I was asked in an email this morning about how to improve materialized view refresh performance, and it’s something that appears in Google hits for the blog quite frequently. So I thought I’d write a quick-and-dirty posting to summarise some of the research (and the resulting practical applications) that I’ve been fiddling with recently.
Here are some bullet points:
- The materialized view fast refresh mechanism is a one-size-fits-all solution, and is probably not efficient for 99% of summary table maintenance operations.
- The join of the aggregated change data to the MV is function-based, as the columns of both relations are wrapped in the Sys_Op_Map_NonNull() function that allows “null = null” joins. I think that it is extremely unlikely that anyone has nullable attribute columns in their fact or summary tables, so this (and the composite function-based index required to support it) are a waste of resources.
- Because of the nature of the join it seems to be extremely unlikely that partition pruning of the summary table could take place.
- The join mechanism promotes nested loop joins, where a hash join is probably more efficient (that’s technically an outer join in the merge, of course).
- The refresh mechanism assumes that a merge will be required, when sometimes an insert is not only possible but is very much more efficient.
If performance (and robustness, IMHO) are an issue for you then I would advise that you do the following:
- Use materialized views only for enabling query rewrite (which means creating them on a prebuilt summary table, and unless you are loading to the summary by partition exchange then you have to drop the MV, refresh the summary table, and recreate the MV). In 10g it is much more easy to use the DBMS_Advanced_Rewrite package instead of MV’s.
- Write your own refresh code, based on the usual principles of writing good SQL. If you don’t need a merge then don’t use it. If you don’t need to join to dimension tables to get higher attributes then don’t do it.

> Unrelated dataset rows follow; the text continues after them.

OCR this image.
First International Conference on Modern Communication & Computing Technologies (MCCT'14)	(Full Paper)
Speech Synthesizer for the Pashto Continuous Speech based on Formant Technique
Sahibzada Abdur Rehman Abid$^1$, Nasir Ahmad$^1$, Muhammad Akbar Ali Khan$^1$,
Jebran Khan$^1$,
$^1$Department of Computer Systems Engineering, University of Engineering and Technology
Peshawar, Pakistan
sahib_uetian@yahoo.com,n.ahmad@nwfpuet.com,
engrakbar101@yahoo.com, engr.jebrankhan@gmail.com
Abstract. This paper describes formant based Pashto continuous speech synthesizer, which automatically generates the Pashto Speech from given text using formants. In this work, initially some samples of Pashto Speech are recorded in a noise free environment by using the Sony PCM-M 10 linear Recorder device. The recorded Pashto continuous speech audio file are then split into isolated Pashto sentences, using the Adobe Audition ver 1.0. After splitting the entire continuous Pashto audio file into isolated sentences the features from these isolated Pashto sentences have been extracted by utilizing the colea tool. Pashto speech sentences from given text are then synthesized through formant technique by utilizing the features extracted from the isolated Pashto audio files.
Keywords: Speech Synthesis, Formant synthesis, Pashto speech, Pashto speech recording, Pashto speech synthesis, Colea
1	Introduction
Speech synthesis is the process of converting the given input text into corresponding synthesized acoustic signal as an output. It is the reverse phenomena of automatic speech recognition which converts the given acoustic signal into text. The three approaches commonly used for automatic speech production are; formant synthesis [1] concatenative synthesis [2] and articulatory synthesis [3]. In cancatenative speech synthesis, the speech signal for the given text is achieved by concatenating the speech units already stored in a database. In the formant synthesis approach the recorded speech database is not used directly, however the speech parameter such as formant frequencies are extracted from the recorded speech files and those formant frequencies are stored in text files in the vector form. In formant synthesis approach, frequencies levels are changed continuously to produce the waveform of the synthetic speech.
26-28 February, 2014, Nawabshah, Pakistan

- Leverage different levels of aggregation to help produce higher levels. For a series of hierarchical summaries, multi-level aggregations can be extremely beneficial.
- Consider storing the refresh and MV definition SQL in CLOB columns of a summary management table, so they can be tuned and edited without needing to open up package code to do so.
- Consider using a complete refresh, either through MV’s or manually, for higher aggregation levels, particularly when you can reference another summary table to do so.
My practical experience of taking this path delivered a reduction in the refresh time of a set of seven materialized views based on a single fact table, from a couple of hours down to six minutes. The publication of this is an example of what my client’s technical lead calls “polishing the crown” :D
Anyway, this is all a sort-of abstract from a whitepaper that I’m working on right now, which will include all sorts of proofs and demonstrations of the above, plus some process and risk management advice, but it doesn’t look like it’ll be ready very soon. Feel free to comment or ask questions on the points raised above though — I don’t want anyone to be kept in suspenders ’till the paper is finished.